Five cross-border OTT television service providers are operating in Vietnam, including two from the U.S. and three from China, he noted.
According to a new policy on communications media management that came into effect at the beginning of the year, pay television service providers operating in Vietnam must have a representative office in the country that falls under the management of Vietnamese authorities.
According to the ministry, the policy is to ensure fairness between international and domestic enterprises in the pay television service market.
“The world’s OTT giants attract a large amount of advertising but do not comply with Vietnamese regulations. That’s not fair to domestic OTT businesses,” said Tran Van Uy, chairman of the Vietnam Pay Television Association.
Uy said that if OTT television services are not managed, there is a risk their content could upset a variety of cultural, political and legal norms.
Many films that are not allowed to be shown via Vietnamese OTT services due to violations of certain regulations are still broadcast by Netflix, he noted.

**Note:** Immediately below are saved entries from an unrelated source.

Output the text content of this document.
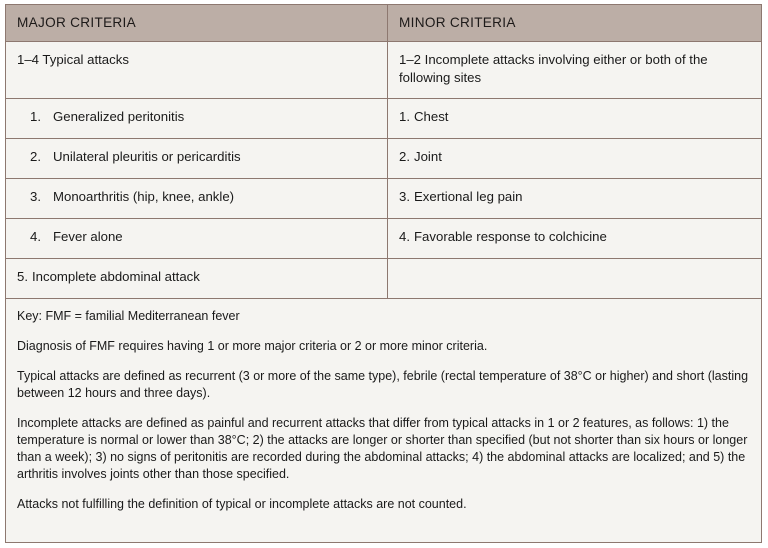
MAJOR CRITERIA	MINOR CRITERIA
1–4 Typical attacks	1–2 Incomplete attacks involving either or both of the following sites
1. Generalized peritonitis	1. Chest
2. Unilateral pleuritis or pericarditis	2. Joint
3. Monoarthritis (hip, knee, ankle)	3. Exertional leg pain
4. Fever alone	4. Favorable response to colchicine
5. Incomplete abdominal attack

Key: FMF = familial Mediterranean fever

Diagnosis of FMF requires having 1 or more major criteria or 2 or more minor criteria.

Typical attacks are defined as recurrent (3 or more of the same type), febrile (rectal temperature of 38°C or higher) and short (lasting between 12 hours and three days).

Incomplete attacks are defined as painful and recurrent attacks that differ from typical attacks in 1 or 2 features, as follows: 1) the temperature is normal or lower than 38°C; 2) the attacks are longer or shorter than specified (but not shorter than six hours or longer than a week); 3) no signs of peritonitis are recorded during the abdominal attacks; 4) the abdominal attacks are localized; and 5) the arthritis involves joints other than those specified.

Attacks not fulfilling the definition of typical or incomplete attacks are not counted.
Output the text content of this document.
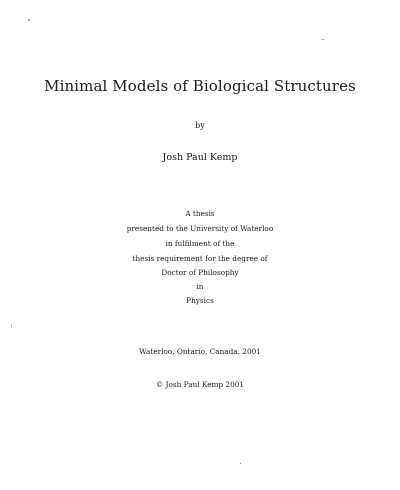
Minimal Models of Biological Structures
by
Josh Paul Kemp
A thesis
presented to the University of Waterloo
in fulfilment of the
thesis requirement for the degree of
Doctor of Philosophy
in
Physics
Waterloo, Ontario, Canada, 2001
© Josh Paul Kemp 2001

“There should be sanctions on both hardware devices and applications. Many TV sets sold in Vietnam have Netflix built into their operating systems, so people can use the service simply by pressing a single button on the remote,” he said.

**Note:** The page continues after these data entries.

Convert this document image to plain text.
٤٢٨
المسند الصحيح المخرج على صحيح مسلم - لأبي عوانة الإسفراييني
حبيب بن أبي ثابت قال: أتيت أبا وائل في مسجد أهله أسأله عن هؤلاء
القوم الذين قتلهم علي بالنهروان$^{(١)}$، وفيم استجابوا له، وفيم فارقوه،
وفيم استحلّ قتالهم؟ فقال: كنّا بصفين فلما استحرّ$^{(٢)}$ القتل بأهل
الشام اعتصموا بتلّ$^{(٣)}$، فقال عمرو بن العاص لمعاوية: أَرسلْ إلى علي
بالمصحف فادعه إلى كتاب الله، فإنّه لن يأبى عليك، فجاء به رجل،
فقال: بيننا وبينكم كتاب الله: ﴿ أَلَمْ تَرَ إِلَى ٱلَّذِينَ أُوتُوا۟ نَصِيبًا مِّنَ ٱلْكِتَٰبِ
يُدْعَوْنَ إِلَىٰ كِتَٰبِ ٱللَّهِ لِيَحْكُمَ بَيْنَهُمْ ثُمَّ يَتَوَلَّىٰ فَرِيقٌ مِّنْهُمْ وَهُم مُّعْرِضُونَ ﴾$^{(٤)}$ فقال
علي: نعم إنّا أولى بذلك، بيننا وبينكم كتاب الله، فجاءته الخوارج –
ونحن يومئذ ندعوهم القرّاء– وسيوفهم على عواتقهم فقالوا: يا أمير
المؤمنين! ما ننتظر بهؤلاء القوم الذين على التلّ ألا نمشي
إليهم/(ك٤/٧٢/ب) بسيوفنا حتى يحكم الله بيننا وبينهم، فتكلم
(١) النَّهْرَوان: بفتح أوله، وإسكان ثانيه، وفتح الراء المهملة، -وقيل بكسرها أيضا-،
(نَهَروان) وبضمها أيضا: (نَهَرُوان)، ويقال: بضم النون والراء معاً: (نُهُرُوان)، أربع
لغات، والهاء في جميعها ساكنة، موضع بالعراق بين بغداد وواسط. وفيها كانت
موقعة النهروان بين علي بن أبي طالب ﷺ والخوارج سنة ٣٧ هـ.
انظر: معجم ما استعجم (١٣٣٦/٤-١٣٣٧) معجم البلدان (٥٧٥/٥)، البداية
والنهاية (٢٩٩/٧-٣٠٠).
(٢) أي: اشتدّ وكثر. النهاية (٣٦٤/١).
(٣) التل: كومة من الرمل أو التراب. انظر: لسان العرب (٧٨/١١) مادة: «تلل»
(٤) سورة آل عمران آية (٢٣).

Huynh Long Thuy, general director of VieON Corporation, the owner of the Vietnamese OTT app VieON, said that over the past five years, cross-border OTT service providers have directly charged users in Vietnam, and have many times shown content that distorts Vietnamese history and infringes on the country’s sovereignty.
The streaming services did not remove the content until Vietnamese authorities asked them to do so. If Vietnamese OTT services provide such content, they will be punished immediately, Thuy said.

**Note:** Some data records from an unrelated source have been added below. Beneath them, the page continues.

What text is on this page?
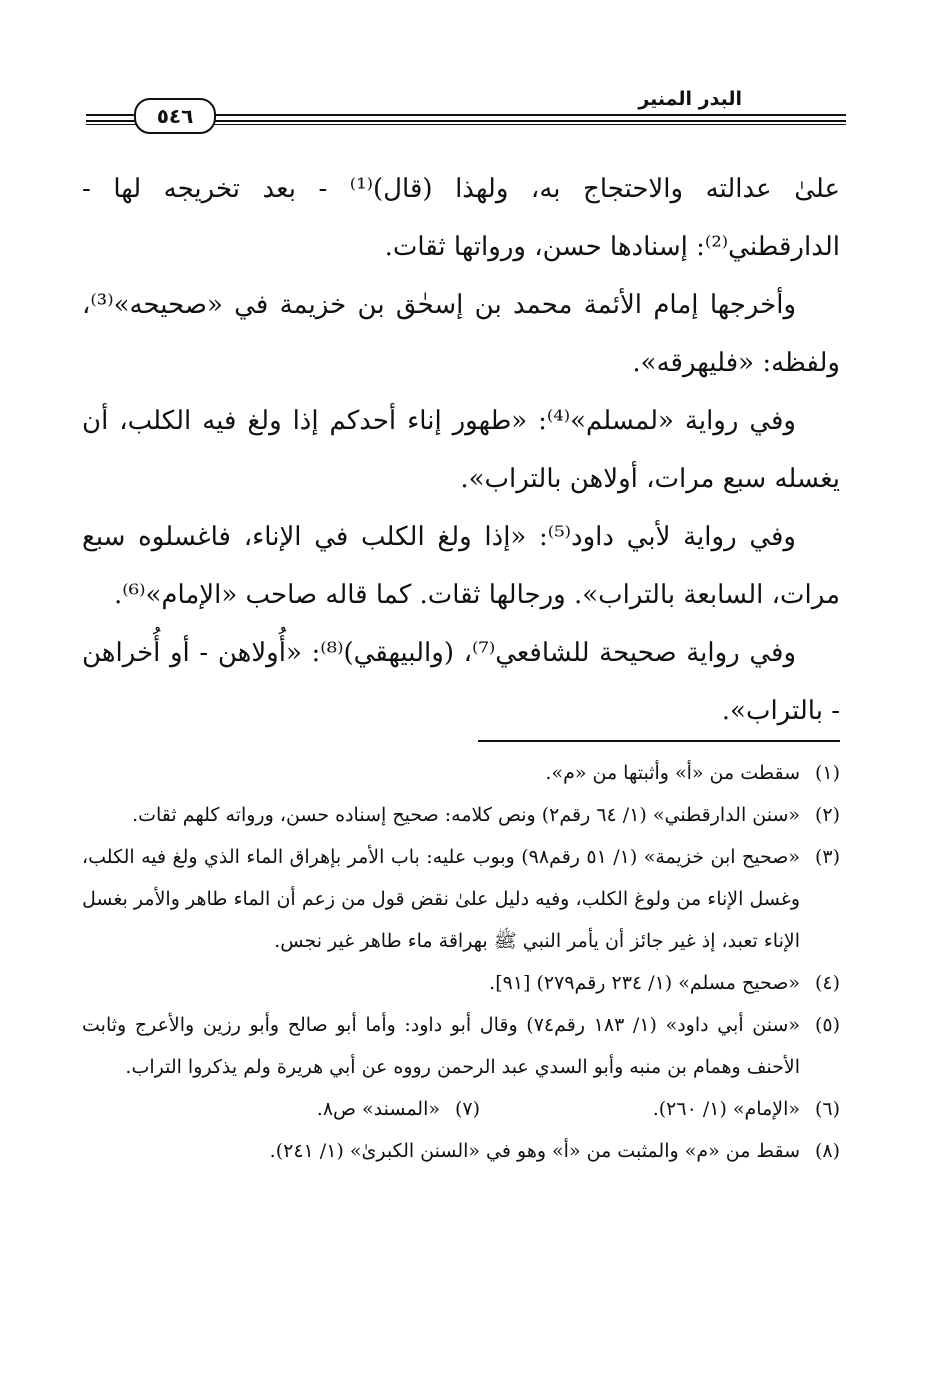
البدر المنير
٥٤٦

علىٰ عدالته والاحتجاج به، ولهذا (قال)⁽¹⁾ - بعد تخريجه لها - الدارقطني⁽²⁾: إسنادها حسن، ورواتها ثقات.

وأخرجها إمام الأئمة محمد بن إسحٰق بن خزيمة في «صحيحه»⁽³⁾، ولفظه: «فليهرقه».

وفي رواية «لمسلم»⁽⁴⁾: «طهور إناء أحدكم إذا ولغ فيه الكلب، أن يغسله سبع مرات، أولاهن بالتراب».

وفي رواية لأبي داود⁽⁵⁾: «إذا ولغ الكلب في الإناء، فاغسلوه سبع مرات، السابعة بالتراب». ورجالها ثقات. كما قاله صاحب «الإمام»⁽⁶⁾.

وفي رواية صحيحة للشافعي⁽⁷⁾، (والبيهقي)⁽⁸⁾: «أُولاهن - أو أُخراهن - بالتراب».

(١)
سقطت من «أ» وأثبتها من «م».

(٢)
«سنن الدارقطني» (١/ ٦٤ رقم٢) ونص كلامه: صحيح إسناده حسن، ورواته كلهم ثقات.

(٣)
«صحيح ابن خزيمة» (١/ ٥١ رقم٩٨) وبوب عليه: باب الأمر بإهراق الماء الذي ولغ فيه الكلب، وغسل الإناء من ولوغ الكلب، وفيه دليل علىٰ نقض قول من زعم أن الماء طاهر والأمر بغسل الإناء تعبد، إذ غير جائز أن يأمر النبي ﷺ بهراقة ماء طاهر غير نجس.

(٤)
«صحيح مسلم» (١/ ٢٣٤ رقم٢٧٩) [٩١].

(٥)
«سنن أبي داود» (١/ ١٨٣ رقم٧٤) وقال أبو داود: وأما أبو صالح وأبو رزين والأعرج وثابت الأحنف وهمام بن منبه وأبو السدي عبد الرحمن رووه عن أبي هريرة ولم يذكروا التراب.

(٦)
«الإمام» (١/ ٢٦٠).
(٧)
«المسند» ص٨.

(٨)
سقط من «م» والمثبت من «أ» وهو في «السنن الكبرىٰ» (١/ ٢٤١).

According to ministry statistics, revenues from OTT television services in Vietnam stood at VND1.55 trillion (US$65.68 million) in 2022, up 27.2% over 2017.
The number of OTT television subscribers reached 5.5 million, an increase of 26.2% compared to 2017.
Vietnam currently has 22 local and foreign pay television service providers, including Netflix, iFlix from Malaysia, and WeTV from China.
Netflix is expected to open an office in Vietnam late this year, Reuters reported last week.